1888 - 1951

Frank Hamilton Culley

Born in Iowa, Culley received his B.S. in 1913 from Massachusetts Agricultural College where he was a student of Frank Waugh, and an M.L.A. from Harvard in 1914 where he studied under Henry Hubbard and James Pray. That same year he established the first formal landscape architecture curriculum at Iowa State Agricultural College, where he headed the Department of Landscape Architecture and served as Chief of Landscape Architecture for the Iowa State Experiment Station.

In 1920, at the recommendation of former student Arthur Carhart, Culley was contracted by the San Isabel Public Recreation Association of Colorado to supervise the implementation of a general recreation plan for the San Isabel National Forest.

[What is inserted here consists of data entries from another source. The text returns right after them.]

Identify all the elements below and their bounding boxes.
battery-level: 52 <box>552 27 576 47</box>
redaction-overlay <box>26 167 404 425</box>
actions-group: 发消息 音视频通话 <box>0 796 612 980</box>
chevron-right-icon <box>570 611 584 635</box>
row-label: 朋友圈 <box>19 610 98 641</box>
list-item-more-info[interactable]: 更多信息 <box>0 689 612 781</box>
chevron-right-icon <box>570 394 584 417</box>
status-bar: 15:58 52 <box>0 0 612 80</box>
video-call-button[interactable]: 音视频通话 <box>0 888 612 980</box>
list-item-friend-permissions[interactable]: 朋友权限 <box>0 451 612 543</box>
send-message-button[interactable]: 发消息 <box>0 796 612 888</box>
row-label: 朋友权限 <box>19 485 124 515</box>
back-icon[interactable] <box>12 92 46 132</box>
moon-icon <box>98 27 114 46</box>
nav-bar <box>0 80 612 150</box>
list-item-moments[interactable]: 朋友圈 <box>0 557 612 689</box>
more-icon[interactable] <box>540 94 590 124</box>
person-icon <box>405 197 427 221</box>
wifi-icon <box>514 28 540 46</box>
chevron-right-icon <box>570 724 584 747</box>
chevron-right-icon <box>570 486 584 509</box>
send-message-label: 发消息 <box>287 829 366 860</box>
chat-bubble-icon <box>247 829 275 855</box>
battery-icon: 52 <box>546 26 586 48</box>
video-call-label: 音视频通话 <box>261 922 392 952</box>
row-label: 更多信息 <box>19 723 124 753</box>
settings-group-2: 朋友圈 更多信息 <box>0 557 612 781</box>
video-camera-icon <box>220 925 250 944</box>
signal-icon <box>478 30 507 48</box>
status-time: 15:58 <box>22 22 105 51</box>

There he oversaw the design and construction of Squirrel Creek Campground and Cascade Trail, the first sites of their kind designed and built by a landscape architect in the National Forest System.

In 1922 Culley partnered with Carhart and Harvard classmate Irwin J. McCrary to form McCrary, Culley, and Carhart in Denver. Soon the largest firm in the Rocky Mountain region, the firm’s projects include: the city plan for Casper, Wyoming; the Wellshire subdivision in Denver, Colorado; and zoning plans for Cheyenne, Wyoming. Culley worked on the construction of parks throughout the Western U.S. through the 1930s as part of the Emergency Conservation Works Program. His most notable park design was Pueblo Mountain, which he designed with Carhart from 1926 to 1942.